TIGARAKSA –  Mencegah penjualan makanan mengandung bahan berbahaya saat Ramadhan,  BPOM Banten bersama Dinkes Kabupaten Tangerang dan Diperindag Kabupaten Tangerang menggelar sidak ke sejumlah pasar tradisional dan supermarket di Pasar Curug dan Giant Citra Raya Cikupa.
Sidak yang dilaksanakan Kamis (17/5/2018) di antaranya mendatangi ke Pasar Curug. Di pasar ini, petugas gabungan mendapatkan makanan mengandung bahan pengawet jenis Formalin pada Tahu dan Rodhamin-B atau pewarna tekstil pada Pacar Cina.

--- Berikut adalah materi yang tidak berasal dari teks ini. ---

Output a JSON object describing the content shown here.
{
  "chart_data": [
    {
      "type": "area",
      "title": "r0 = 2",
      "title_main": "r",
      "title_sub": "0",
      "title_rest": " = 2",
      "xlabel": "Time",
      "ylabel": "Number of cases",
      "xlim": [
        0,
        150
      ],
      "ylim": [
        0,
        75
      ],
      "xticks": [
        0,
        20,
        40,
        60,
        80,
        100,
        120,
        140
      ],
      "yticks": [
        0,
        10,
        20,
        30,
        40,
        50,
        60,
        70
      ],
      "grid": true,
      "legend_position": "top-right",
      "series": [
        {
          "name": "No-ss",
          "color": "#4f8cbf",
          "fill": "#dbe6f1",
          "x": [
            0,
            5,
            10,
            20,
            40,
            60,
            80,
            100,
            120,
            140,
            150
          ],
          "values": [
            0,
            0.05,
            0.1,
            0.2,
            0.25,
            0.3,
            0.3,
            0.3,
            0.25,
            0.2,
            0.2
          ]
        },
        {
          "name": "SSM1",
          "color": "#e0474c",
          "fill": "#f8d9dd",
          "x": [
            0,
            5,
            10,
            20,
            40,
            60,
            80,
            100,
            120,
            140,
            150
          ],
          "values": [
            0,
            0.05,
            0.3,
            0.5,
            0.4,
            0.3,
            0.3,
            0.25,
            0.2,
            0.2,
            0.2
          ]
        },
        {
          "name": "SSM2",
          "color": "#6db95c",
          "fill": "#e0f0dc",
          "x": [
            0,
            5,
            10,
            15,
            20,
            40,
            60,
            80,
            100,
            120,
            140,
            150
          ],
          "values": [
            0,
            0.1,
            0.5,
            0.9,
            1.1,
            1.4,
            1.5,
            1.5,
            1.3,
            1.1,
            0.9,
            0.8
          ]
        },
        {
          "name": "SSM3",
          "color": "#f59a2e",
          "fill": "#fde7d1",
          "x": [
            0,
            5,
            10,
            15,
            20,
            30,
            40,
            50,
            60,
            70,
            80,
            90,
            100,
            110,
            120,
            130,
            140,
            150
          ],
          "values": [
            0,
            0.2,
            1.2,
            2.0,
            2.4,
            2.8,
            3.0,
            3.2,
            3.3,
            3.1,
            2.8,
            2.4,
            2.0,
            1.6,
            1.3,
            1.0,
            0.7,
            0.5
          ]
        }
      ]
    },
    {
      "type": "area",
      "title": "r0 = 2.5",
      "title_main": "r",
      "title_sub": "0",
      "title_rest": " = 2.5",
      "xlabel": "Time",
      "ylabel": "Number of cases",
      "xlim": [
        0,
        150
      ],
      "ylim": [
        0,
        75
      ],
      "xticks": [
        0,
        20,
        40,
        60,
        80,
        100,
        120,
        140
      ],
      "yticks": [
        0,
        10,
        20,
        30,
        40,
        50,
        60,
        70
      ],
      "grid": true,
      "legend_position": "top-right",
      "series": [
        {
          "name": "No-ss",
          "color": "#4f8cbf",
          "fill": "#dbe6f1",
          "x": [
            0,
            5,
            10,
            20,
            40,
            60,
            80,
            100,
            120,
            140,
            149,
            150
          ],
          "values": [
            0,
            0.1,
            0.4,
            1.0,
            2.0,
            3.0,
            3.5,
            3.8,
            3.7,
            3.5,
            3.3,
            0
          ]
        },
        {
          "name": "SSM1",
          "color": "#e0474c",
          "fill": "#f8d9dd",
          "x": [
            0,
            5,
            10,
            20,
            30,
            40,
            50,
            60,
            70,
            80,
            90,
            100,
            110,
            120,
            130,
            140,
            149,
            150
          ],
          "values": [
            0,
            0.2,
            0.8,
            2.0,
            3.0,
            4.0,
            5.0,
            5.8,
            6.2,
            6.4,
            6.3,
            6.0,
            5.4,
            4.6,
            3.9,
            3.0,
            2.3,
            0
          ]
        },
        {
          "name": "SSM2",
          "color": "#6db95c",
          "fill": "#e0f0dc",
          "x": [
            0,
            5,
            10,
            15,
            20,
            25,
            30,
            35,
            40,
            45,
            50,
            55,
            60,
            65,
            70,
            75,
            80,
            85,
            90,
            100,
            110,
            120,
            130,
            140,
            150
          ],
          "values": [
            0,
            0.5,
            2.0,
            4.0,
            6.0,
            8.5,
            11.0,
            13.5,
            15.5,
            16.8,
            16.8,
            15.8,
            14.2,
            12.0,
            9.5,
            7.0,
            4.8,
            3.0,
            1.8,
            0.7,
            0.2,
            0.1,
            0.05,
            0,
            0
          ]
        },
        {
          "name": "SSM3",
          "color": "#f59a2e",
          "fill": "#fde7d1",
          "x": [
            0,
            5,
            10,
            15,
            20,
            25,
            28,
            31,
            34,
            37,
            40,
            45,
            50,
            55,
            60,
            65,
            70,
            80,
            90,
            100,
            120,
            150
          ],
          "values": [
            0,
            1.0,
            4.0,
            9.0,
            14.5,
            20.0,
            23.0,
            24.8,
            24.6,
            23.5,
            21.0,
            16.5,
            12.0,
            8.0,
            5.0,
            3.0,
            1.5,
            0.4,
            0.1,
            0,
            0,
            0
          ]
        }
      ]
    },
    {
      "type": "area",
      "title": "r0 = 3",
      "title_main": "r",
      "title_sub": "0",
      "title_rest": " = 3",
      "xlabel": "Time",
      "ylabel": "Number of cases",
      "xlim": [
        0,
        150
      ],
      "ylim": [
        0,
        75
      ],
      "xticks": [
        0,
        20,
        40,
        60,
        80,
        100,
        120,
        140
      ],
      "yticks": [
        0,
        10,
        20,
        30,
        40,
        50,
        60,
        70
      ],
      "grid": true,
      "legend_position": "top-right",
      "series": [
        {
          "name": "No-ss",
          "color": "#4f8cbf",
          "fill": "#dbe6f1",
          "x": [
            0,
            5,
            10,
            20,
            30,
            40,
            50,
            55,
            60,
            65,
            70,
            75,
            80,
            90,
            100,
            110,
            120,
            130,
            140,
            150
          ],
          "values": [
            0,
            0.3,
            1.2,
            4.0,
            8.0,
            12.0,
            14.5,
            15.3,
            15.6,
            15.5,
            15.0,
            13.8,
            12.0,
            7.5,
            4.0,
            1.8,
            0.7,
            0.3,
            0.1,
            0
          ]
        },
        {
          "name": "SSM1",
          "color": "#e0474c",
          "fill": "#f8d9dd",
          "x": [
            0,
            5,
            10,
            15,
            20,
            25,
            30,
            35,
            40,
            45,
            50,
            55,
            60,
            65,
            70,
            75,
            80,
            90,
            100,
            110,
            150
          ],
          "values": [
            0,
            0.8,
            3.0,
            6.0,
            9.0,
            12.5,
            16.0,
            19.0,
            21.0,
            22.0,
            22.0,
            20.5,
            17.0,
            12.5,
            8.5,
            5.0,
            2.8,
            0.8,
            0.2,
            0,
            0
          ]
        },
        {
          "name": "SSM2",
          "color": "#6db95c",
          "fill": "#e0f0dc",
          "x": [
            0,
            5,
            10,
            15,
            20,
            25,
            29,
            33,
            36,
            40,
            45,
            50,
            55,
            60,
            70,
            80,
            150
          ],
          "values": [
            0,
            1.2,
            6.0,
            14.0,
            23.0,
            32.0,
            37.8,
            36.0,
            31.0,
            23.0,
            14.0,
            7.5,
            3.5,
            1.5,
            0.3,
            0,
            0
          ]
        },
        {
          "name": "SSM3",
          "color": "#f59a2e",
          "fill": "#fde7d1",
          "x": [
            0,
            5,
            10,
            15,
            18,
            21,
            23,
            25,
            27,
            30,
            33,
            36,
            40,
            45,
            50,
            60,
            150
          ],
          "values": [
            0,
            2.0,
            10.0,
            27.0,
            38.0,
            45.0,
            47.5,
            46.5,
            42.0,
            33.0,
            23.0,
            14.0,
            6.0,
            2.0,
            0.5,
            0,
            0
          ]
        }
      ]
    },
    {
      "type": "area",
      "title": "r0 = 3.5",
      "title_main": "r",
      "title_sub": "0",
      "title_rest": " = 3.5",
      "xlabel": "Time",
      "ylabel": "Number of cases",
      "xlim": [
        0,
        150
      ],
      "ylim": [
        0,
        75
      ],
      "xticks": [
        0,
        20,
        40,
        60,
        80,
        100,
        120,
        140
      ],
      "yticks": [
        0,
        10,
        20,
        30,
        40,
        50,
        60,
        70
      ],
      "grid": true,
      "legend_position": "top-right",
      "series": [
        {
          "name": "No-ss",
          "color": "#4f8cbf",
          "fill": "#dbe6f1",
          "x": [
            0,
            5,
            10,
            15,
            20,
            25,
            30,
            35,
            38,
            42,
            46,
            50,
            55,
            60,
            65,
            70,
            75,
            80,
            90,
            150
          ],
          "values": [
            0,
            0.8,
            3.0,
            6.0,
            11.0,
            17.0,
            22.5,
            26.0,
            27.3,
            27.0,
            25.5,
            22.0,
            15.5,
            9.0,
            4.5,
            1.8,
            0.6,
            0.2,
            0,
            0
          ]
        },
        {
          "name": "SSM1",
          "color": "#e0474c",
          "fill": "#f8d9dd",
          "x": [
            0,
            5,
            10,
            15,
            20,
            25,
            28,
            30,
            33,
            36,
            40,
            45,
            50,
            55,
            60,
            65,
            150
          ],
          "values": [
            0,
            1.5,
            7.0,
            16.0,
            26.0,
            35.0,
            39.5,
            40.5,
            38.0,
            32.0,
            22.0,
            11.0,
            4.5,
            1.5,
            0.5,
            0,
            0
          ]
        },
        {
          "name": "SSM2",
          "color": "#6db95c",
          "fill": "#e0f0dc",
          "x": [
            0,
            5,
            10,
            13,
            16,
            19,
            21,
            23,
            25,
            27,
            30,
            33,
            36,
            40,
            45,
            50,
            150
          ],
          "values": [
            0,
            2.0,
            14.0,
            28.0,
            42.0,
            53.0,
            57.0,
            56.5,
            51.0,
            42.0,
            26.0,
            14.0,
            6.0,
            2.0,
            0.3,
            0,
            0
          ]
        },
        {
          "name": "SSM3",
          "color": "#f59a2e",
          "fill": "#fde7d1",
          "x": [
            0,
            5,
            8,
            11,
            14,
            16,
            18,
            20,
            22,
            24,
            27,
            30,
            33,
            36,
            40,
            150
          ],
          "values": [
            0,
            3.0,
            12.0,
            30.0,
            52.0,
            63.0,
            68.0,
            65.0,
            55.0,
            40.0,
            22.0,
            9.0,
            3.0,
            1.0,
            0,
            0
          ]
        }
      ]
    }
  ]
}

Pedagang kedua jenis makanan itupun ditegur dan diperintahkan untuk tak lagi menjualnya bagi masyarakat. Pedagang yang kaget disidak  menyatakan siap memenuhi perintah petugas gabungan.

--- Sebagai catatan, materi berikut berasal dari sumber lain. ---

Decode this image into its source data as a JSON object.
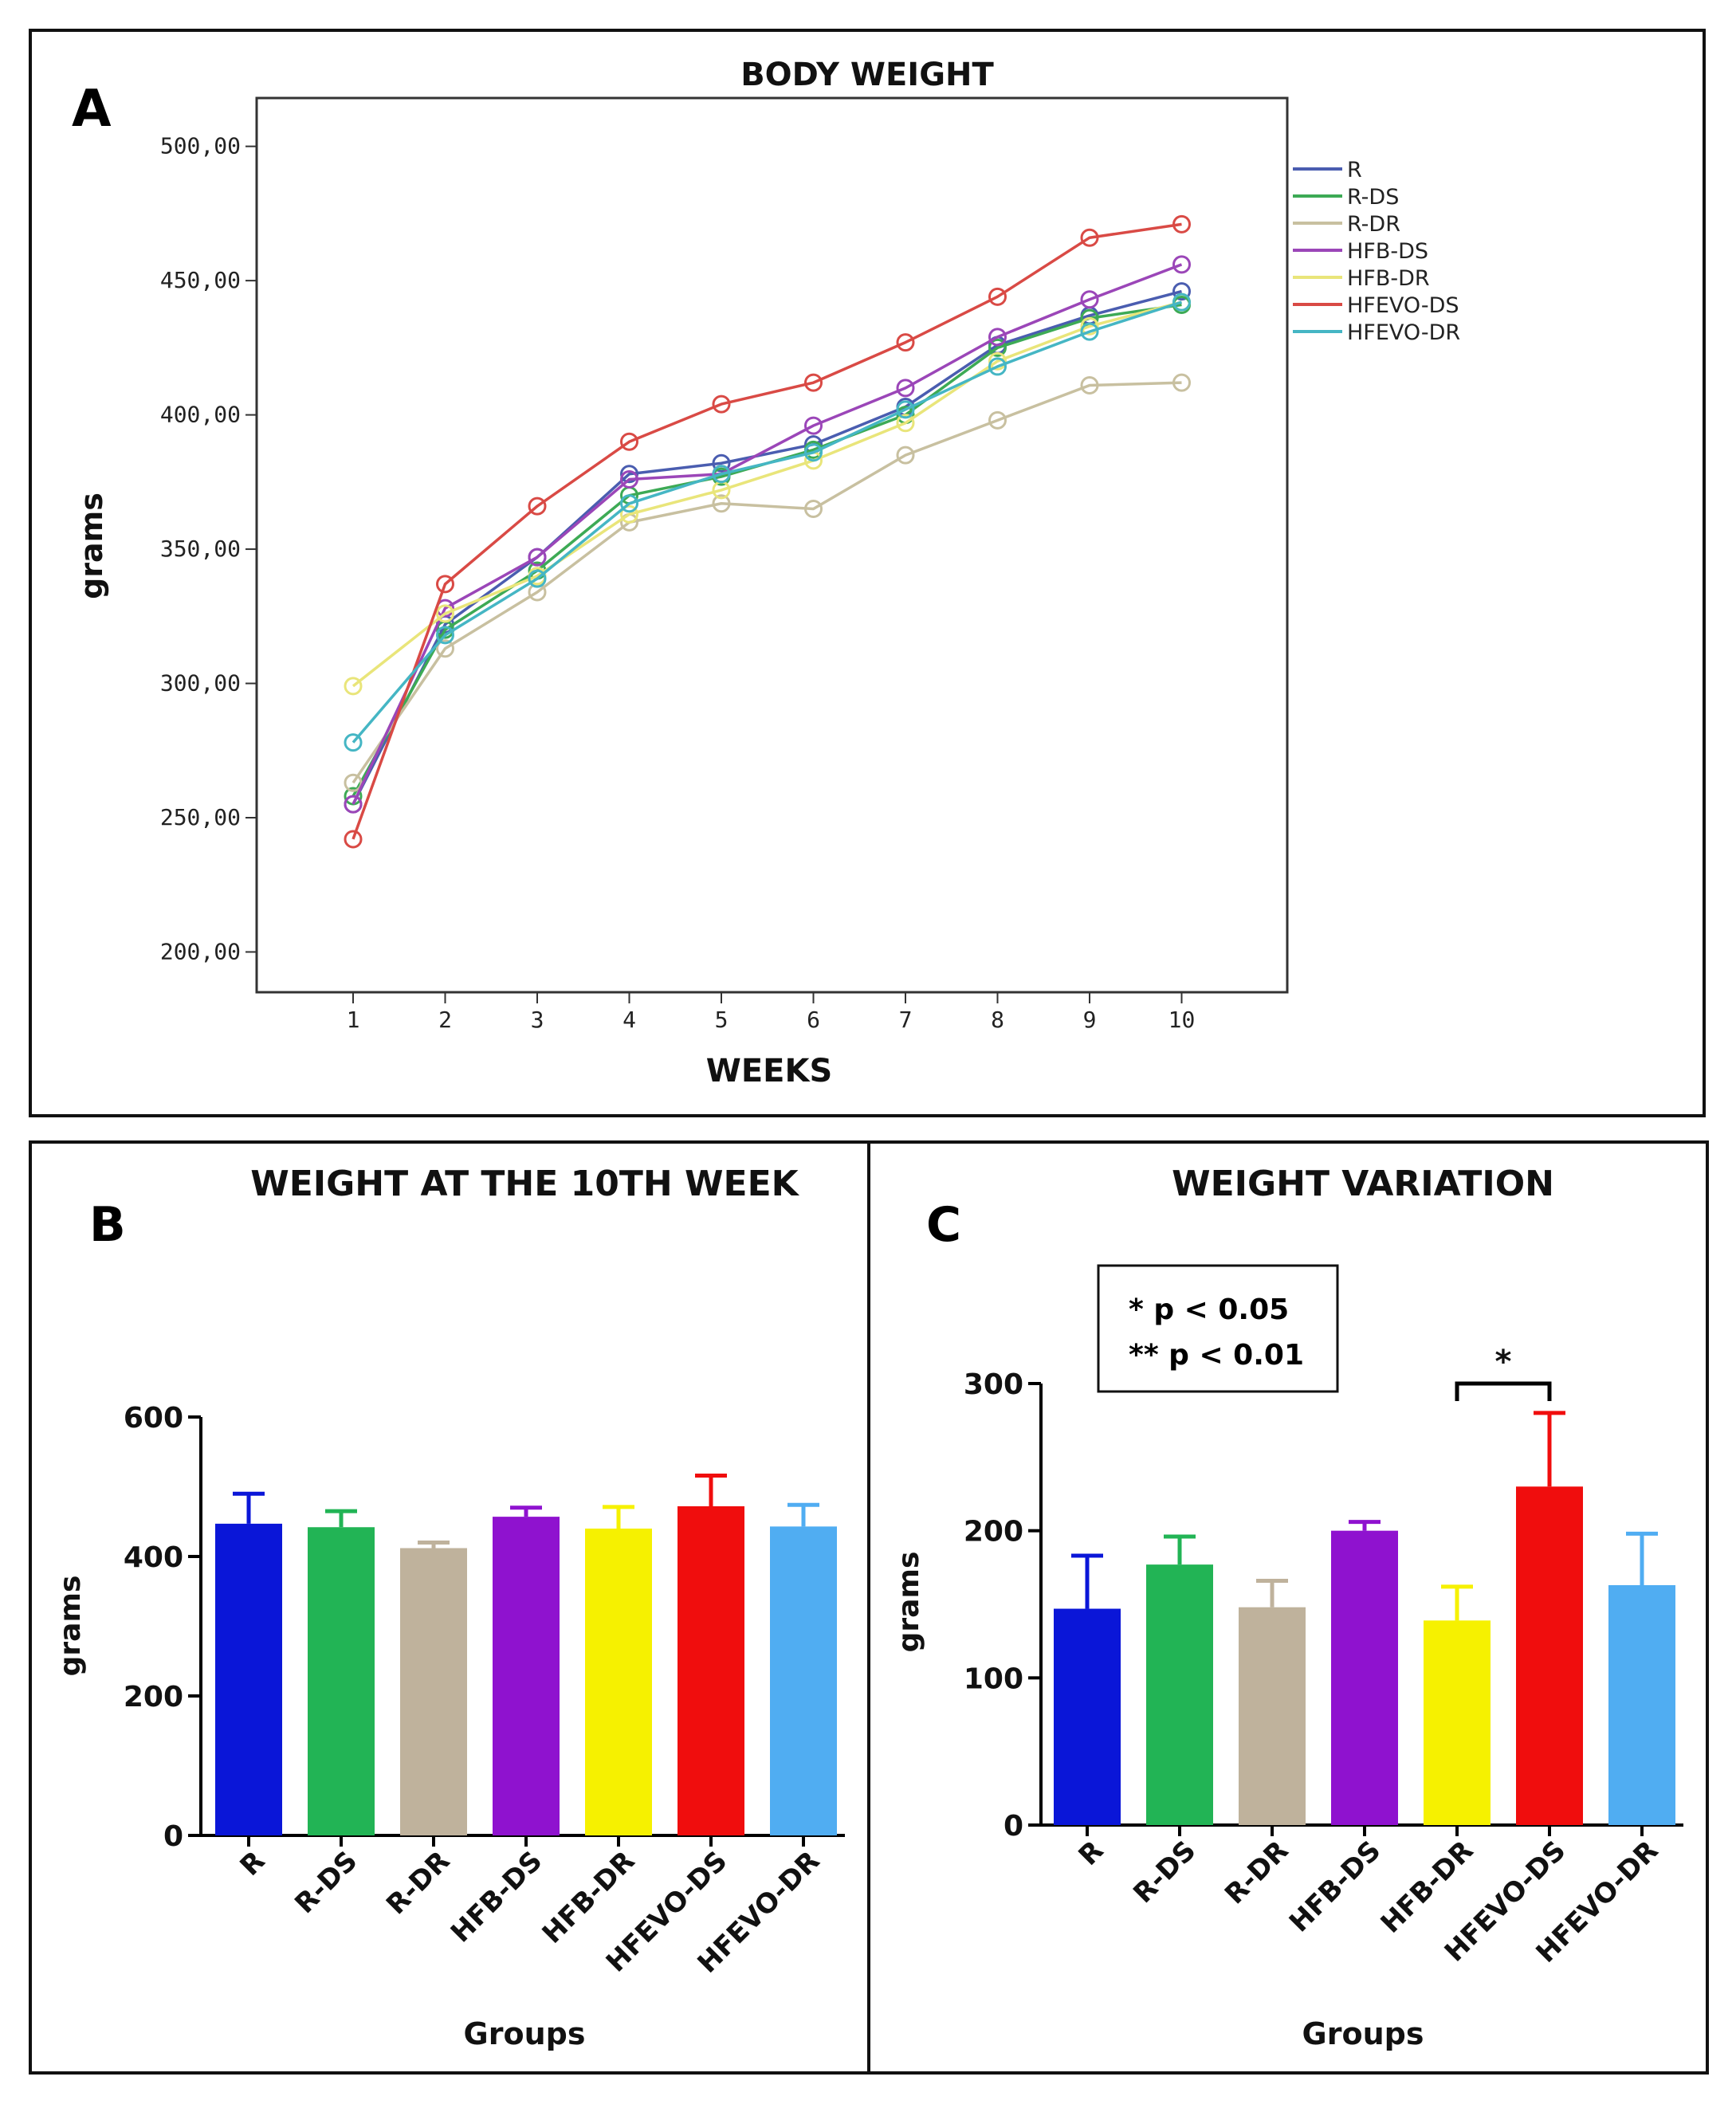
{
  "chart_data": [
    {
      "panel": "A",
      "type": "line",
      "title": "BODY WEIGHT",
      "xlabel": "WEEKS",
      "ylabel": "grams",
      "x": [
        1,
        2,
        3,
        4,
        5,
        6,
        7,
        8,
        9,
        10
      ],
      "x_tick_labels": [
        "1",
        "2",
        "3",
        "4",
        "5",
        "6",
        "7",
        "8",
        "9",
        "10"
      ],
      "ylim": [
        185,
        518
      ],
      "y_ticks": [
        200,
        250,
        300,
        350,
        400,
        450,
        500
      ],
      "y_tick_labels": [
        "200,00",
        "250,00",
        "300,00",
        "350,00",
        "400,00",
        "450,00",
        "500,00"
      ],
      "series": [
        {
          "name": "R",
          "color": "#4a5db0",
          "values": [
            255,
            322,
            347,
            378,
            382,
            389,
            403,
            426,
            437,
            446
          ]
        },
        {
          "name": "R-DS",
          "color": "#3daa55",
          "values": [
            258,
            320,
            342,
            370,
            377,
            387,
            400,
            425,
            436,
            441
          ]
        },
        {
          "name": "R-DR",
          "color": "#c8c0a0",
          "values": [
            263,
            313,
            334,
            360,
            367,
            365,
            385,
            398,
            411,
            412
          ]
        },
        {
          "name": "HFB-DS",
          "color": "#9b46b8",
          "values": [
            255,
            328,
            347,
            376,
            378,
            396,
            410,
            429,
            443,
            456
          ]
        },
        {
          "name": "HFB-DR",
          "color": "#e9e57a",
          "values": [
            299,
            326,
            340,
            363,
            372,
            383,
            397,
            420,
            433,
            442
          ]
        },
        {
          "name": "HFEVO-DS",
          "color": "#d94a45",
          "values": [
            242,
            337,
            366,
            390,
            404,
            412,
            427,
            444,
            466,
            471
          ]
        },
        {
          "name": "HFEVO-DR",
          "color": "#45b6c4",
          "values": [
            278,
            318,
            339,
            367,
            378,
            386,
            402,
            418,
            431,
            442
          ]
        }
      ]
    },
    {
      "panel": "B",
      "type": "bar",
      "title": "WEIGHT AT THE 10TH WEEK",
      "xlabel": "Groups",
      "ylabel": "grams",
      "categories": [
        "R",
        "R-DS",
        "R-DR",
        "HFB-DS",
        "HFB-DR",
        "HFEVO-DS",
        "HFEVO-DR"
      ],
      "values": [
        447,
        442,
        412,
        457,
        440,
        472,
        443
      ],
      "errors": [
        43,
        23,
        8,
        13,
        31,
        44,
        31
      ],
      "colors": [
        "#0a16d8",
        "#22b455",
        "#bfb29c",
        "#8f12cf",
        "#f6f100",
        "#f00d0d",
        "#50adf2"
      ],
      "ylim": [
        0,
        600
      ],
      "y_ticks": [
        0,
        200,
        400,
        600
      ],
      "y_tick_labels": [
        "0",
        "200",
        "400",
        "600"
      ]
    },
    {
      "panel": "C",
      "type": "bar",
      "title": "WEIGHT VARIATION",
      "xlabel": "Groups",
      "ylabel": "grams",
      "categories": [
        "R",
        "R-DS",
        "R-DR",
        "HFB-DS",
        "HFB-DR",
        "HFEVO-DS",
        "HFEVO-DR"
      ],
      "values": [
        147,
        177,
        148,
        200,
        139,
        230,
        163
      ],
      "errors": [
        36,
        19,
        18,
        6,
        23,
        50,
        35
      ],
      "colors": [
        "#0a16d8",
        "#22b455",
        "#bfb29c",
        "#8f12cf",
        "#f6f100",
        "#f00d0d",
        "#50adf2"
      ],
      "ylim": [
        0,
        300
      ],
      "y_ticks": [
        0,
        100,
        200,
        300
      ],
      "y_tick_labels": [
        "0",
        "100",
        "200",
        "300"
      ],
      "significance": {
        "between": [
          "HFB-DR",
          "HFEVO-DS"
        ],
        "mark": "*"
      },
      "legend_lines": [
        "* p < 0.05",
        "** p < 0.01"
      ]
    }
  ]
}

Lalu, petugas pun mengambil 34 sampel makanan di Pasar Curug untuk diteliti. Hasilnya, dari 34 sampel 5 jenis makanan positif mengandung bahan pengawet dan pewarna tekstil yang berbahaya bila dikonsumsi tubuh.
Kelima jenis makanan itu terdiri 2 jenis Tahu mengandung Formalin, 2 jenis Pacar Cina mengandung Pewarna Tekstil, dan Sagu Mutiara mengandung Pewarna Tekstil.

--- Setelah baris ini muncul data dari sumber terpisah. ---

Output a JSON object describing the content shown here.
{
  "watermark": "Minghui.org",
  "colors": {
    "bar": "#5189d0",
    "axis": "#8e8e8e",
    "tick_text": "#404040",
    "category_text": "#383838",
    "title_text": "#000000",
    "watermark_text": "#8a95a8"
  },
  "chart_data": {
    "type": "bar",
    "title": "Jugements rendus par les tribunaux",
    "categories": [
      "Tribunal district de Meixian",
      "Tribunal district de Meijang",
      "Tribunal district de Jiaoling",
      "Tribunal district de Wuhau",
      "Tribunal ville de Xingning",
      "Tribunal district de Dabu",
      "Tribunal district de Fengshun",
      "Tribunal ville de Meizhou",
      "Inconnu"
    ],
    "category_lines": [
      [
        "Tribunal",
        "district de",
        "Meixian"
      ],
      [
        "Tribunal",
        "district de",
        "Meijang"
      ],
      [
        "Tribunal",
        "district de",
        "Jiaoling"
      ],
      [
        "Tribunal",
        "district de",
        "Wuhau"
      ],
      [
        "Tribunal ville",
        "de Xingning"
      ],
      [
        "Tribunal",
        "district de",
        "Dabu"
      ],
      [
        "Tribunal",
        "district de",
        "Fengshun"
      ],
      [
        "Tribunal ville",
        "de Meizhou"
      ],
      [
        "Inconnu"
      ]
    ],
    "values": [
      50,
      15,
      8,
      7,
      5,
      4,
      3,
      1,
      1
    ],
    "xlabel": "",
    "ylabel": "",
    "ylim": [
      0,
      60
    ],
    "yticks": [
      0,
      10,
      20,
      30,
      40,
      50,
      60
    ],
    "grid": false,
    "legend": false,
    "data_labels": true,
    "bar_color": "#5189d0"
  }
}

Sementara sidak di Supermarket Giant Citra Raya di Cikupa, petugas gabungan tak menemukan makanan yang mengandung bahan berbahaya.
 
TARIK MAKANAN
Komarudin, Pjs Bupati Tangerang yang mendapat laporan hasil sidak,  menyatakan pihaknya akan meminta instansi terkait untuk menarik makanan yang mengandung bahan berbahaya dari pasaran.
“Kami juga siap memberikan pemahaman kepada para pedagang dan siap menyosialisasikan pencegahan makanan mengandung bahan  berbahaya kepada masyarakat luas,” paparnya.
Sementara Kepala Dinas Kesehatan Kabupaten Tangerang, dr Desiriana Dinardianti MARS, menambahkan produk makanan yang mengandung pewarna sintesis Rodhamin-B dan Formalin jika dikonsumsi dalam jangka panjang, sangat membahayakan kesehatan tubuh. “Di antaranya bisa menimbulkan kanker.”
Pencegahan ini penting, kata Kepala Dinkes Kabupaten Tangerang, untuk menjaga kesehatan masyarakat, terutama bagi anak-anak yang memiliki masa depan yang masih panjang.